Since 1975, manufacturing output has more than doubled, while employment in the sector has decreased by 31 percent. […] These statistics reveal that the average American manufacturer is three times more productive today than in 1975 — a sure sign of economic progress.
That’s exactly the opposite of what the government does. With government, you get, at best, the same service at a higher cost over time.
Take K–12 education, for instance. For years, we have been throwing money at poorly performing schools, yet it has not moved the needle on performance. Over the last 40 years, the federal government has spent $1.8 trillion on education, and spending per pupil in the U.S. has tripled in real terms.

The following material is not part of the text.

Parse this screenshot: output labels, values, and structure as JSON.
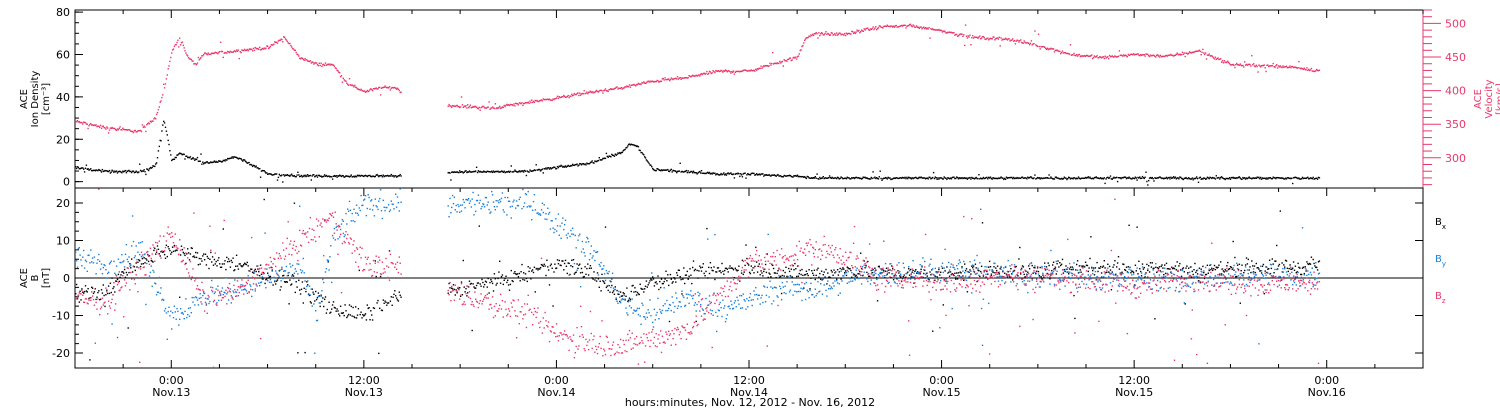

Despite the dramatic increase in spending, there has been no notable change in student outcomes. (National Review)The message is not that government is inherently bad; it’s not. The problem is that government failures are rewarded with more money so they can continue to fail in bigger and more spectacular fashion; private sector failures dry up and blow away, freeing up capital and people for potentially successful projects. The same needs to happen in education.

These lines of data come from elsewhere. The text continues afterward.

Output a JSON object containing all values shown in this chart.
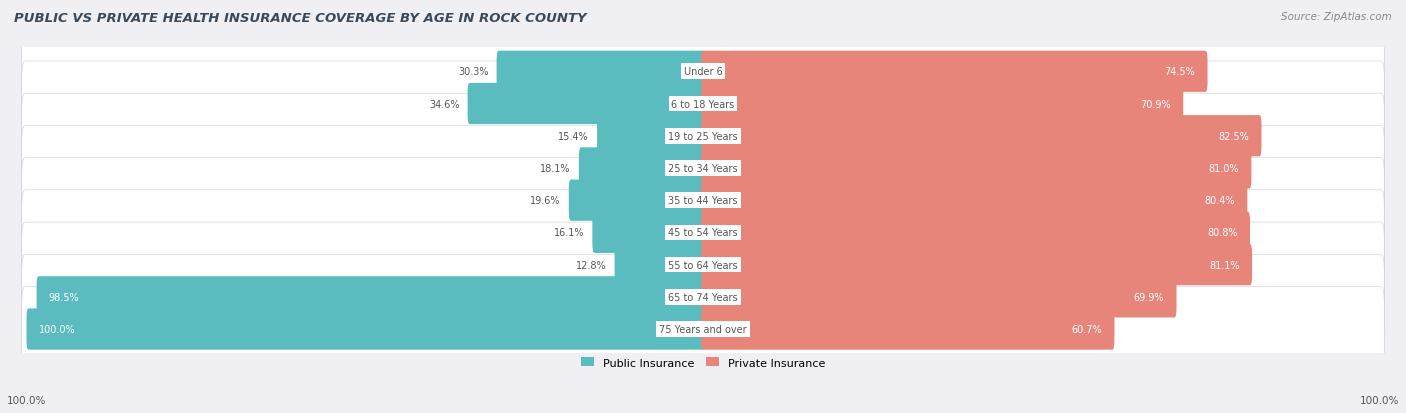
{
  "title": "PUBLIC VS PRIVATE HEALTH INSURANCE COVERAGE BY AGE IN ROCK COUNTY",
  "source": "Source: ZipAtlas.com",
  "categories": [
    "Under 6",
    "6 to 18 Years",
    "19 to 25 Years",
    "25 to 34 Years",
    "35 to 44 Years",
    "45 to 54 Years",
    "55 to 64 Years",
    "65 to 74 Years",
    "75 Years and over"
  ],
  "public_values": [
    30.3,
    34.6,
    15.4,
    18.1,
    19.6,
    16.1,
    12.8,
    98.5,
    100.0
  ],
  "private_values": [
    74.5,
    70.9,
    82.5,
    81.0,
    80.4,
    80.8,
    81.1,
    69.9,
    60.7
  ],
  "public_color": "#5bbcbf",
  "private_color": "#e8857a",
  "bg_color": "#f0eff4",
  "title_color": "#3a4a5a",
  "label_color_dark": "#555555",
  "label_color_white": "#ffffff",
  "max_value": 100.0,
  "figsize": [
    14.06,
    4.14
  ],
  "dpi": 100
}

Instead, we get stuff like this that really pisses me off…
An Ohio mother's attempt to provide her daughters with a better education has landed her behind bars.
Kelley Williams-Bolar was convicted of lying about her residency to get her daughters into a better school district.

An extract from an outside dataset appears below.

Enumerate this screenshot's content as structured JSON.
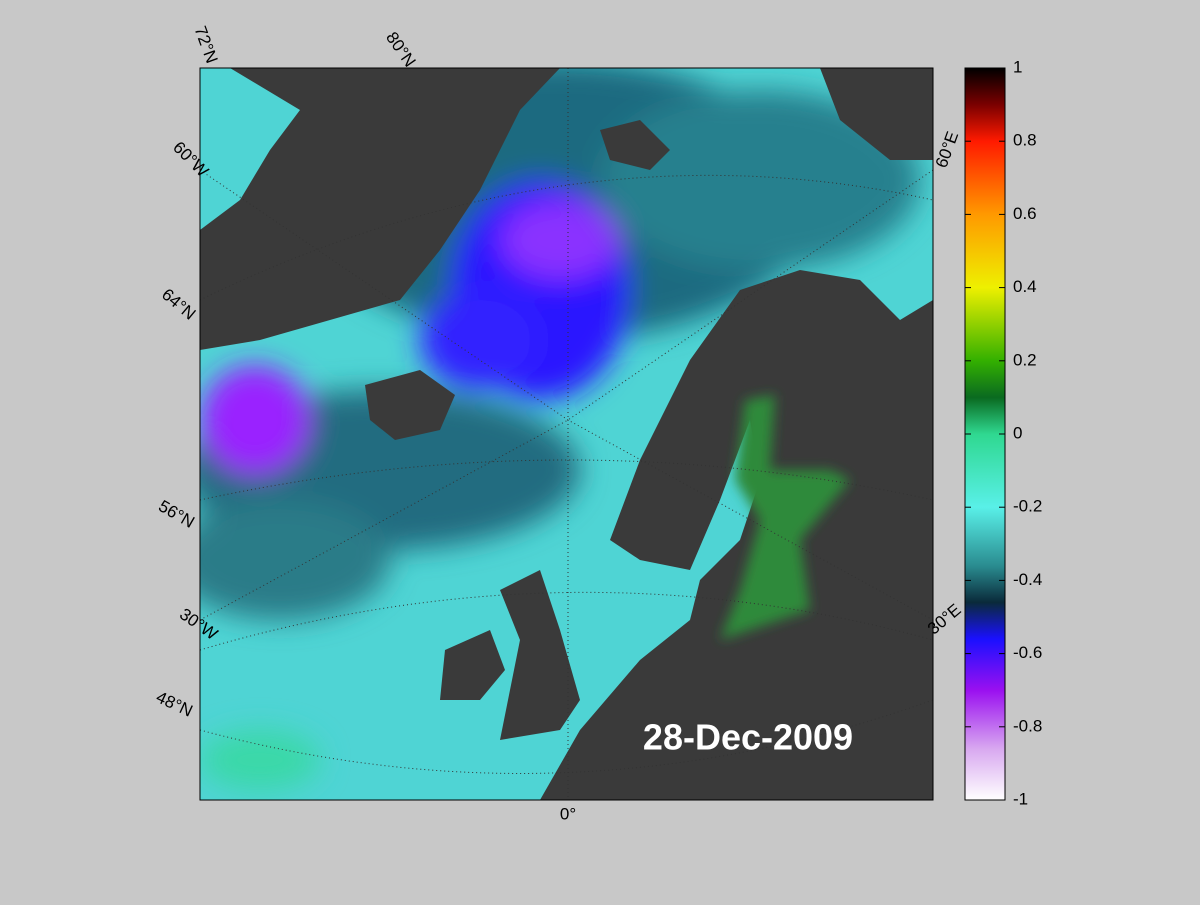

"It's overwhelming. I'm exhausted," she said. "I did this for them, so there it is. I did this for them." (ABC News)
She should get a medal for exposing an unjust law!
A mother lies about her residency in order to get her kids out of a failed school and into a better district and now she’s going to jail. This is an outrage. Will her kids really be better off with their mother in jail?
School districts are in place not for students, but to protect real estate values, ghettoizing the poor in low-property tax areas that doom the underfunded schools to failure.
District boundaries should be erased and all schools should receive more equitable funding. I know I sound like a liberal on this, but if we’re going to publicly fund education, it is illegal and immoral to give the poor and minorities the crappy end of the stick.
The free-market answer is to privatize it all
Let entrepreneurial teachers form small business teaching companies and shop their services. Collapse the department of education and return the money to the states. This will result in the good teachers rising to the top and getting paid more. The bad ones will be looking for another line of work.
Every parent can go shopping, voucher in hand. The bad schools will lose business, forcing the teaching company that runs it to lose its contract, making way for a new cadre of teachers to try their hand.
True, the rich will take their voucher and put their own money on top of it and go shopping for elite private schools, and some teaching companies will specialize in that, but there is no way in a free enterprise system that such activity will consume the entire market. Someone will have to go teach the poor kids for the basic price of the voucher, and there are plenty of great teachers who do that right now. Going free market won’t change that. Teachers teach because they love it, and many enjoy the challenge of teaching “the unteachable.”
If we want to improve education in this country, we need to free teachers from their bureaucratic shackles and stop jailing parents for violating illegitimate rules and boundaries.